On November 27, 2023, in connection with the formation of the JV, the Company entered into a laboratory services agreement with the JV (the “Laboratory Services Agreement”) pursuant to which the Company will provide certain laboratory services to the JV in relation to patient samples collected in the Kingdom of Saudi Arabia. Such laboratory services will include (i) certain testing services that the Company sells or makes available to its other customers, as well as other testing services that may be agreed by the parties from time to time and (ii) certain dry-lab services, including analyzing and interpreting data and providing clinical reports to clinicians. In consideration for the Company’s performance of the services under the Laboratory Services Agreement, the JV will pay testing fees calculated based on an agreed methodology. The JV can terminate the Laboratory Services Agreement two and a half years after the effective date of the agreement, upon nine months’ written notice. The Laboratory Services Agreement will remain in effect until the expiration or termination of the Consultancy Agreement, unless earlier terminated in accordance with its terms.

 

The foregoing summary of the Laboratory Services Agreement does not purport to be complete and is subject to, and qualified in its entirety by, the full text of the Laboratory Services Agreement attached as Exhibit 99.3 to this Current Report on Form 6-K, which is incorporated herein by reference.

 

Technology Transfer and Intellectual Property License Agreement

 

On November 27, 2023, in connection with the formation of the JV, the Company entered into a technology transfer and intellectual property license agreement with the JV (the “IP License Agreement”) pursuant to which the Company grants the JV an exclusive license to use certain know-how, patents and data in the Kingdom of Saudi Arabia to (i) receive the benefits provided by the Company under the Consultancy Agreement and Laboratory Services Agreement, (ii) operate its business, (iii) perform diagnostic testing services and (iv) access, view and manipulate certain data.

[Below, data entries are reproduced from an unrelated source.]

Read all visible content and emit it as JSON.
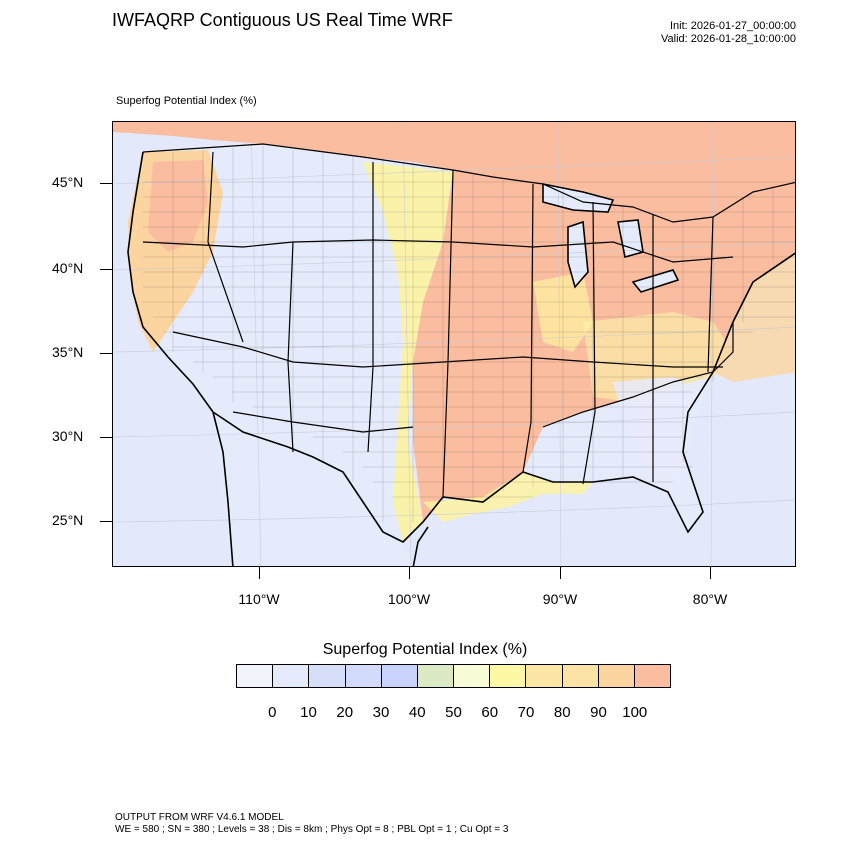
{
  "header": {
    "title": "IWFAQRP Contiguous US Real Time WRF",
    "init": "Init: 2026-01-27_00:00:00",
    "valid": "Valid: 2026-01-28_10:00:00"
  },
  "map": {
    "field_label": "Superfog Potential Index   (%)",
    "lat_labels": [
      "45°N",
      "40°N",
      "35°N",
      "30°N",
      "25°N"
    ],
    "lon_labels": [
      "110°W",
      "100°W",
      "90°W",
      "80°W"
    ],
    "colors": {
      "ocean": "#e3e9fb",
      "land_low": "#e6ebfb",
      "land_mid": "#d4dcfa",
      "yellow": "#fdf3a0",
      "tan": "#fbdf9f",
      "salmon": "#fbbd9f",
      "boundary": "#000000"
    }
  },
  "colorbar": {
    "title": "Superfog Potential Index  (%)",
    "labels": [
      "0",
      "10",
      "20",
      "30",
      "40",
      "50",
      "60",
      "70",
      "80",
      "90",
      "100"
    ],
    "colors": [
      "#f2f4fb",
      "#e6ebfb",
      "#d6defa",
      "#d2dbfb",
      "#c9d3fb",
      "#dbe9c4",
      "#f8fcd6",
      "#fdf8a6",
      "#fbe6a6",
      "#fbe2a5",
      "#fbd4a0",
      "#fbbd9f"
    ]
  },
  "footer": {
    "line1": "OUTPUT FROM WRF V4.6.1 MODEL",
    "line2": "WE = 580 ; SN = 380 ; Levels = 38 ; Dis = 8km ; Phys Opt = 8 ; PBL Opt = 1 ; Cu Opt = 3"
  }
}
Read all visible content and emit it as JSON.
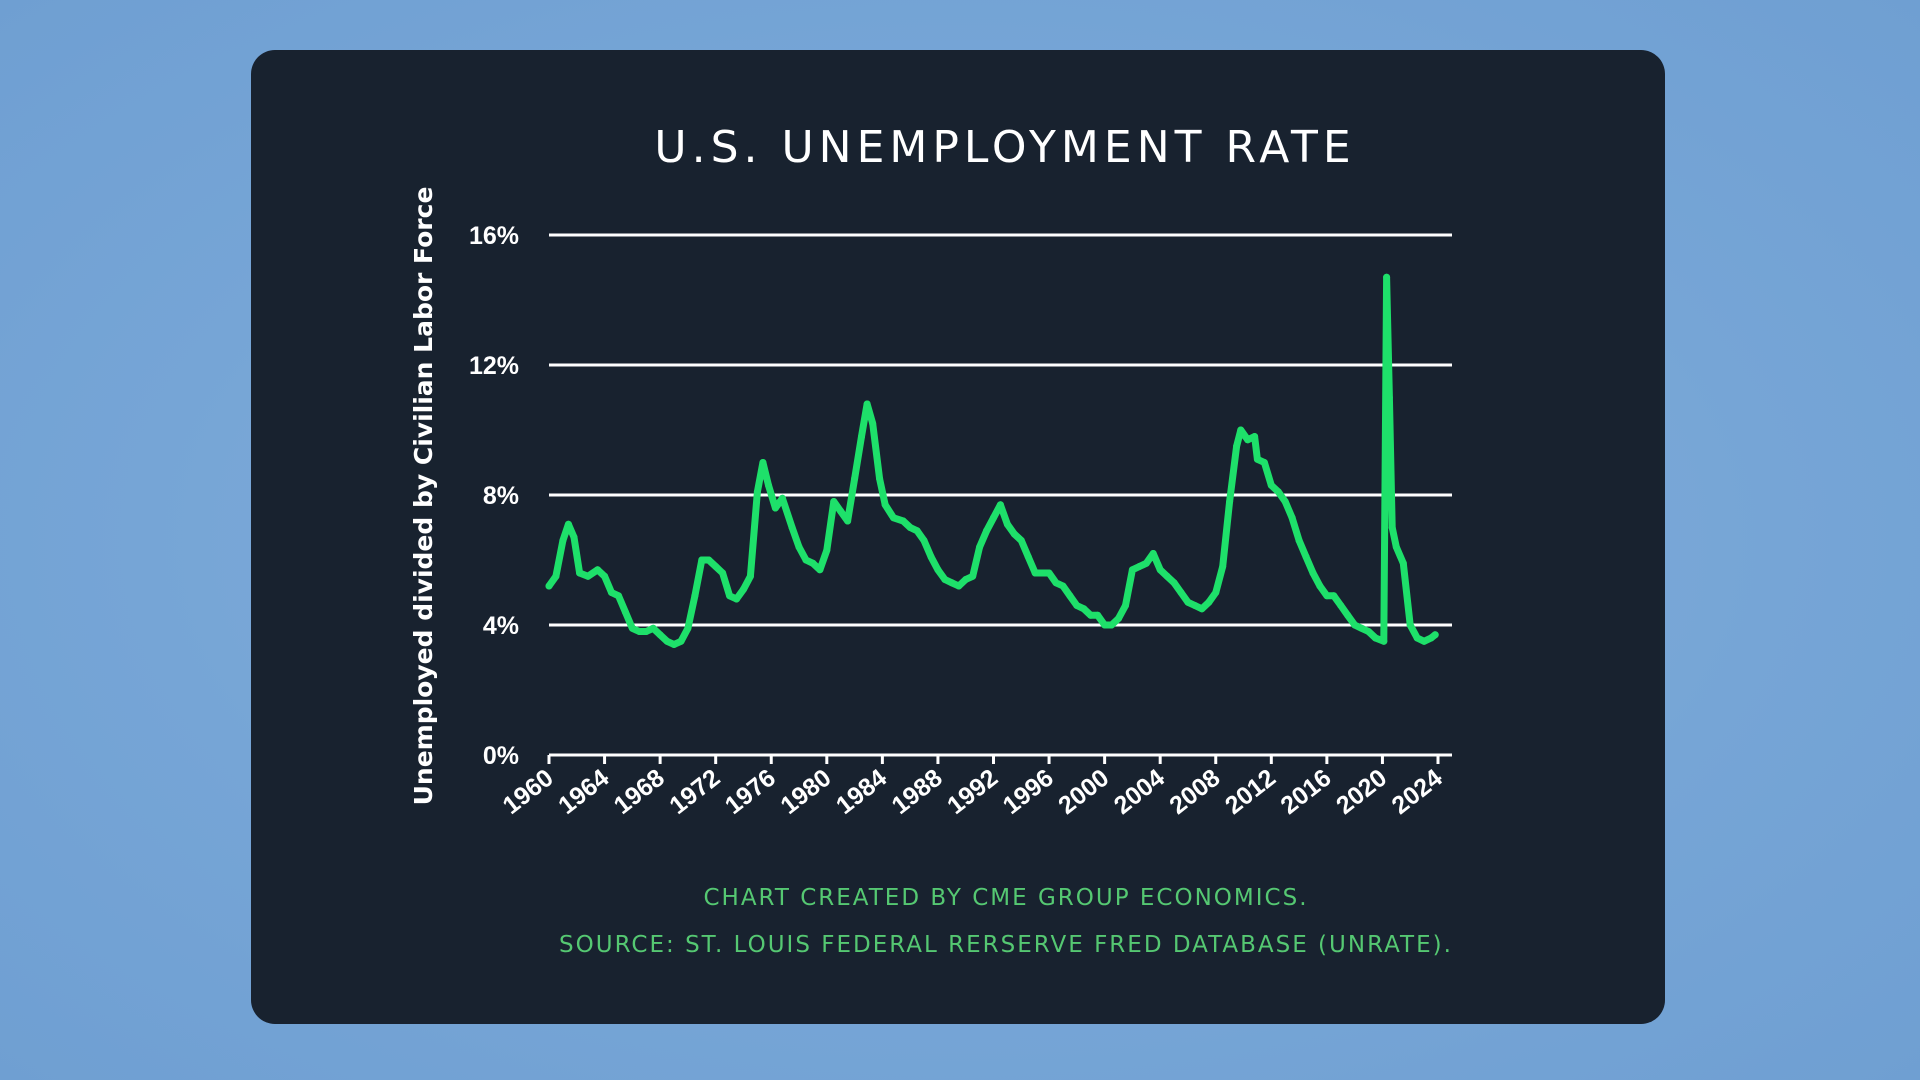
{
  "chart_data": {
    "type": "line",
    "title": "U.S. UNEMPLOYMENT RATE",
    "ylabel": "Unemployed divided by Civilian Labor Force",
    "xlabel": "",
    "ylim": [
      0,
      16
    ],
    "xlim": [
      1960,
      2024
    ],
    "y_ticks": [
      "0%",
      "4%",
      "8%",
      "12%",
      "16%"
    ],
    "y_tick_values": [
      0,
      4,
      8,
      12,
      16
    ],
    "x_ticks": [
      "1960",
      "1964",
      "1968",
      "1972",
      "1976",
      "1980",
      "1984",
      "1988",
      "1992",
      "1996",
      "2000",
      "2004",
      "2008",
      "2012",
      "2016",
      "2020",
      "2024"
    ],
    "grid": true,
    "line_color": "#1ee06a",
    "series": [
      {
        "x": [
          1960.0,
          1960.5,
          1961.0,
          1961.4,
          1961.8,
          1962.2,
          1962.8,
          1963.5,
          1964.0,
          1964.5,
          1965.0,
          1965.5,
          1966.0,
          1966.5,
          1967.0,
          1967.5,
          1968.0,
          1968.5,
          1969.0,
          1969.5,
          1970.0,
          1970.5,
          1971.0,
          1971.5,
          1972.0,
          1972.5,
          1973.0,
          1973.5,
          1974.0,
          1974.5,
          1975.0,
          1975.4,
          1975.8,
          1976.3,
          1976.8,
          1977.5,
          1978.0,
          1978.5,
          1979.0,
          1979.5,
          1980.0,
          1980.5,
          1981.0,
          1981.5,
          1982.0,
          1982.5,
          1982.9,
          1983.3,
          1983.8,
          1984.2,
          1984.8,
          1985.5,
          1986.0,
          1986.5,
          1987.0,
          1987.5,
          1988.0,
          1988.5,
          1989.0,
          1989.5,
          1990.0,
          1990.5,
          1991.0,
          1991.5,
          1992.0,
          1992.5,
          1993.0,
          1993.5,
          1994.0,
          1994.5,
          1995.0,
          1995.5,
          1996.0,
          1996.5,
          1997.0,
          1997.5,
          1998.0,
          1998.5,
          1999.0,
          1999.5,
          2000.0,
          2000.5,
          2001.0,
          2001.5,
          2002.0,
          2002.5,
          2003.0,
          2003.5,
          2004.0,
          2004.5,
          2005.0,
          2005.5,
          2006.0,
          2006.5,
          2007.0,
          2007.5,
          2008.0,
          2008.5,
          2009.0,
          2009.5,
          2009.8,
          2010.3,
          2010.8,
          2011.0,
          2011.5,
          2012.0,
          2012.5,
          2013.0,
          2013.5,
          2014.0,
          2014.5,
          2015.0,
          2015.5,
          2016.0,
          2016.5,
          2017.0,
          2017.5,
          2018.0,
          2018.5,
          2019.0,
          2019.5,
          2020.1,
          2020.3,
          2020.5,
          2020.7,
          2021.0,
          2021.5,
          2022.0,
          2022.5,
          2023.0,
          2023.5,
          2023.8
        ],
        "y": [
          5.2,
          5.5,
          6.6,
          7.1,
          6.7,
          5.6,
          5.5,
          5.7,
          5.5,
          5.0,
          4.9,
          4.4,
          3.9,
          3.8,
          3.8,
          3.9,
          3.7,
          3.5,
          3.4,
          3.5,
          3.9,
          4.9,
          6.0,
          6.0,
          5.8,
          5.6,
          4.9,
          4.8,
          5.1,
          5.5,
          8.1,
          9.0,
          8.3,
          7.6,
          7.9,
          7.0,
          6.4,
          6.0,
          5.9,
          5.7,
          6.3,
          7.8,
          7.5,
          7.2,
          8.5,
          9.8,
          10.8,
          10.2,
          8.5,
          7.7,
          7.3,
          7.2,
          7.0,
          6.9,
          6.6,
          6.1,
          5.7,
          5.4,
          5.3,
          5.2,
          5.4,
          5.5,
          6.4,
          6.9,
          7.3,
          7.7,
          7.1,
          6.8,
          6.6,
          6.1,
          5.6,
          5.6,
          5.6,
          5.3,
          5.2,
          4.9,
          4.6,
          4.5,
          4.3,
          4.3,
          4.0,
          4.0,
          4.2,
          4.6,
          5.7,
          5.8,
          5.9,
          6.2,
          5.7,
          5.5,
          5.3,
          5.0,
          4.7,
          4.6,
          4.5,
          4.7,
          5.0,
          5.8,
          7.8,
          9.5,
          10.0,
          9.7,
          9.8,
          9.1,
          9.0,
          8.3,
          8.1,
          7.8,
          7.3,
          6.6,
          6.1,
          5.6,
          5.2,
          4.9,
          4.9,
          4.6,
          4.3,
          4.0,
          3.9,
          3.8,
          3.6,
          3.5,
          14.7,
          11.0,
          7.0,
          6.4,
          5.9,
          4.0,
          3.6,
          3.5,
          3.6,
          3.7
        ]
      }
    ]
  },
  "footer": {
    "credit": "CHART CREATED BY CME GROUP ECONOMICS.",
    "source": "SOURCE:  ST. LOUIS FEDERAL RERSERVE FRED DATABASE (UNRATE)."
  }
}
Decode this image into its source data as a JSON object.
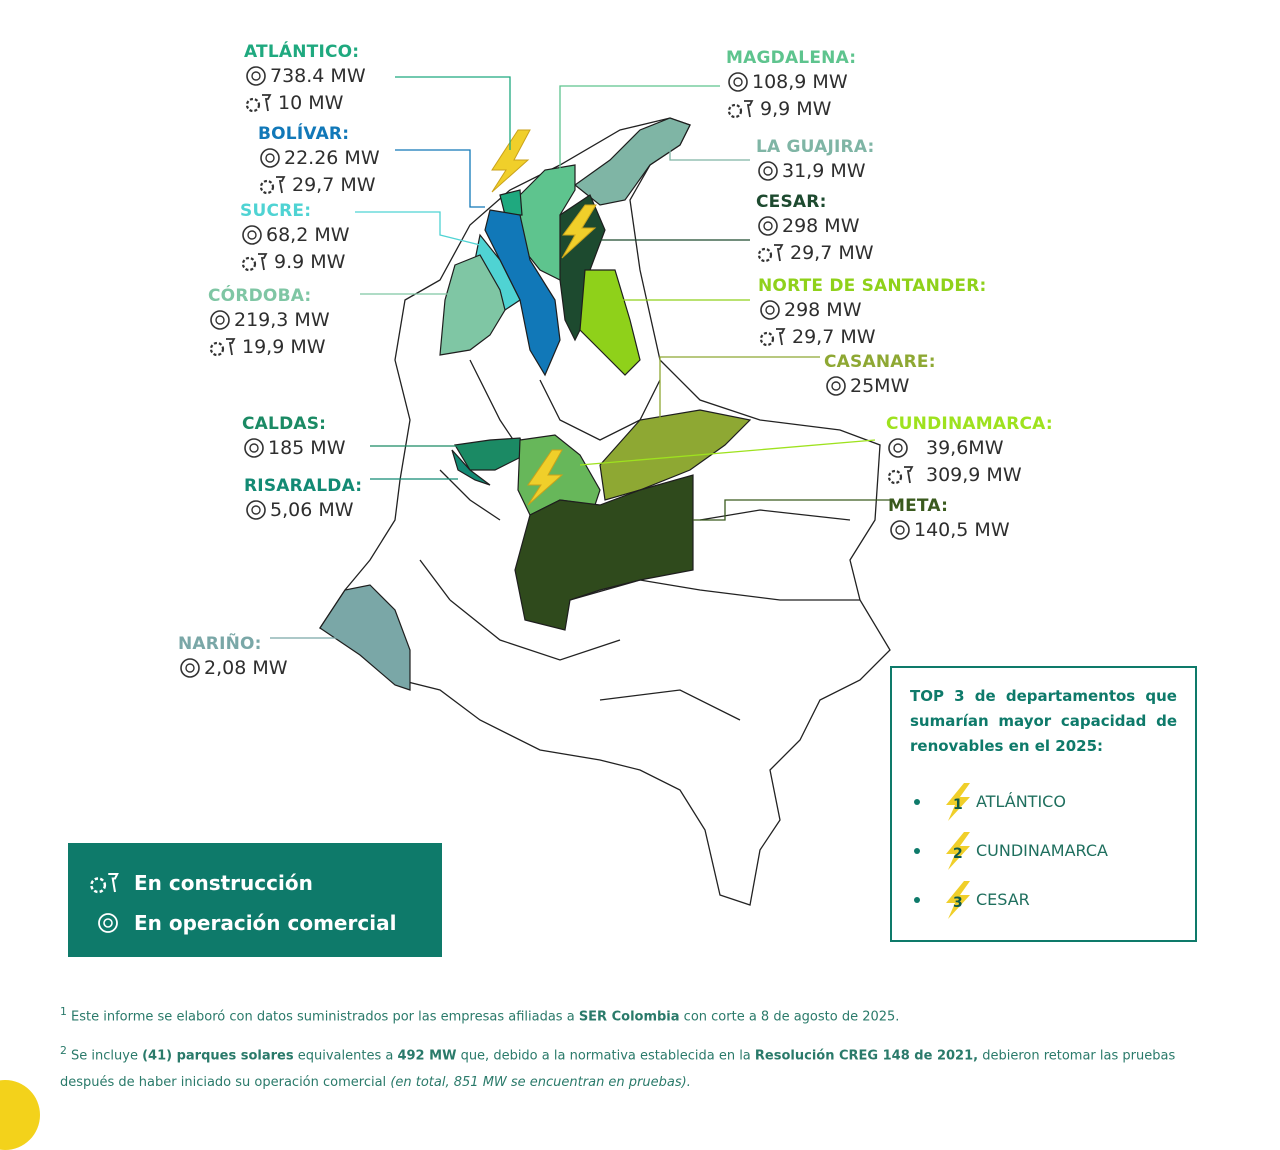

In consideration for the license granted by the Company, the JV will pay an upfront payment and, beginning on the sixth anniversary of the JV’s incorporation until the 10th anniversary of the effective date of the IP License Agreement, the JV will pay a low-single digit royalty on the JV’s net revenue. The JV can terminate the IP License Agreement two and a half years after the effective date of the agreement, upon nine months’ written notice. So long as the Joint Venture Agreement is in effect, the IP License Agreement will remain in effect for ten years and automatically renew for successive one-year terms, unless earlier terminated in accordance with its terms.

 

The foregoing summary of the IP License Agreement does not purport to be complete and is subject to, and qualified in its entirety by, the full text of the IP License Agreement attached as Exhibit 99.4 to this Current Report on Form 6-K, which is incorporated herein by reference.

 

 

 

Signatures

 

Pursuant to the requirements of the Securities Exchange Act of 1934, the registrant has duly caused this report to be signed on its behalf by the undersigned, thereunto duly authorized.

 

Date: November 28, 2023

 

 

CENTOGENE N.V.

       
       
  By: /s/ Jose Miguel Coego Rios
    Name: Jose Miguel Coego Rios
    Title: Chief Financial Officer

 

 

 

Exhibit Index

 

Exhibit Description of Exhibit
   
99.1 Press Release dated November 28, 2023
99.2^† Consultancy Agreement, dated November 27, 2023
99.3^† Laboratory Services Agreement, dated November 27, 2023
99.4^† Technology Transfer and Intellectual Property License Agreement, dated November 27, 2023

 

^ Certain exhibits and schedules to this Exhibit have been omitted in accordance with Item 601(a)(5) of Regulation S-K. The Company agrees to furnish supplementally a copy of any omitted exhibit or schedule to the SEC upon its request.

† Portions of this exhibit have been redacted in compliance with Regulation S-K Item 601(b)(10).